I am currently working on an application where I want to have a search feature that allows people to search for businesses within a certain distance of their home (or anywhere else they care to choose).
I have some old UK postcode data knocking around, and was going to use that. For those not familiar with them, UK postcodes are made up of two parts, a major (also known as “outward”) part, and a minor (or “inward”) part. The major part is one or two letters followed by one or two digits, and the minor part is a digit, followed by two letters. Examples of valid postcode formats are M25 0LE, NW11 3ER and L2 3WE (no idea if these are genuine postcodes though).
Coupled with the postcodes are northings and eastings. These odd-sounding beasties are simply the number of metres north and east from a designated origin, which is somewhere west of Lands End. See the Ordinance Survey web site for more details. If you have any two postcodes, you can calculate the distance between them (as the crow flies) by a simple application of Pythagoras’ Theorem. My intention was to use all of this in my search code.
Whilst doing some ferreting around the web, looking for more up-to-date data, I found out that you can now get the UK postcode data absolutely free! When I last looked, which was some years ago admittedly, they charged an arm and a leg for this. Now all you need to do is order it from their downloads page, and you get sent a link to download the data. They have all sorts of interesting data sets there (including all sorts of maps, street views and so on), but the one I wanted was the Code-Point Open set. This was far more up-to-date than the data I had, and was a welcome discovery. Now all I had to do was import it, and write some calculation code.
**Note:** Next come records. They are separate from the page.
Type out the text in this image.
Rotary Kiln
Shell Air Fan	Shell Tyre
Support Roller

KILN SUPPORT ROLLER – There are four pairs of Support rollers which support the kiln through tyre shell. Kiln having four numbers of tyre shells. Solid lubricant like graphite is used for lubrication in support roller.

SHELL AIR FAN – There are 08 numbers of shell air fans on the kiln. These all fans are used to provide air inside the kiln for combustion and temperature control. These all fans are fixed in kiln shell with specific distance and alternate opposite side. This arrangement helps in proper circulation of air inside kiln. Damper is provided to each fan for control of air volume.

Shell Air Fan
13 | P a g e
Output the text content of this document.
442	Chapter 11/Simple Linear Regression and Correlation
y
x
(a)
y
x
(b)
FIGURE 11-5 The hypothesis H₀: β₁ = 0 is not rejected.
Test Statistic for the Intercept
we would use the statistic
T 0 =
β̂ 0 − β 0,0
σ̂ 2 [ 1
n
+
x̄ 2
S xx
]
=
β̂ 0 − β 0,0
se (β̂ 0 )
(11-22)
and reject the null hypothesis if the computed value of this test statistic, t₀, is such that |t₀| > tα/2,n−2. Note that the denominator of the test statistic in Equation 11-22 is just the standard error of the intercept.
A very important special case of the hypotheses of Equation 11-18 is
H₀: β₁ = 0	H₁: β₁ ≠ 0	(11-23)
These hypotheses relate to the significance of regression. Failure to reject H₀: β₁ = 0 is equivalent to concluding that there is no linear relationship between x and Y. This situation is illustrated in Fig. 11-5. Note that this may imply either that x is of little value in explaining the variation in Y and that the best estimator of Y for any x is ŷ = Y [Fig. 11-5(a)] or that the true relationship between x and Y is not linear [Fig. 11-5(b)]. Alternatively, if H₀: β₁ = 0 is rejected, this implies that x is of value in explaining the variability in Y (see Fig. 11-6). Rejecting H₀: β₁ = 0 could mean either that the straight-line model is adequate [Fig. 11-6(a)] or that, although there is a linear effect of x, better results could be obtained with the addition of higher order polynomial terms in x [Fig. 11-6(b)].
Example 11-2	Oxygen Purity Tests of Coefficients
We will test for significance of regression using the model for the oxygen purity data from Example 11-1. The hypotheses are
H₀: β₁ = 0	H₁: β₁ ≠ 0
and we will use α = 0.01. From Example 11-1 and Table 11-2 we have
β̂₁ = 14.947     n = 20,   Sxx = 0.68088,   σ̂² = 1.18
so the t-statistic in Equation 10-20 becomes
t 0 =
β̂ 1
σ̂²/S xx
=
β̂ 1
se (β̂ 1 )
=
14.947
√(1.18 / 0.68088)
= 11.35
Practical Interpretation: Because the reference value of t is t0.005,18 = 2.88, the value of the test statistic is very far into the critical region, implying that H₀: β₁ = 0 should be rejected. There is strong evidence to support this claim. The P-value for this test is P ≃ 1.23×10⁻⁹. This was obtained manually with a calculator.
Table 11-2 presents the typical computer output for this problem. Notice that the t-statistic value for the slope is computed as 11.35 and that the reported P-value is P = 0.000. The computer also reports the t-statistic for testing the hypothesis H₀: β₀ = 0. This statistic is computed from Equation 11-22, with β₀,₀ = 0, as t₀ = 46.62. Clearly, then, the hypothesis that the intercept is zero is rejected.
Before I got any further though, I further discovered that SQL Server 2008 has a new data type known as geography data, which is used to represent real-world (ie represented on a round Earth) co-ordinates. It also has the geometry data type, which is a similar idea, but uses a Euclidean (ie flat) co-ordinate system. Given that I am only dealing with the UK, the curvature of the Earth isn’t significant in distance calculations, and so either data type would do.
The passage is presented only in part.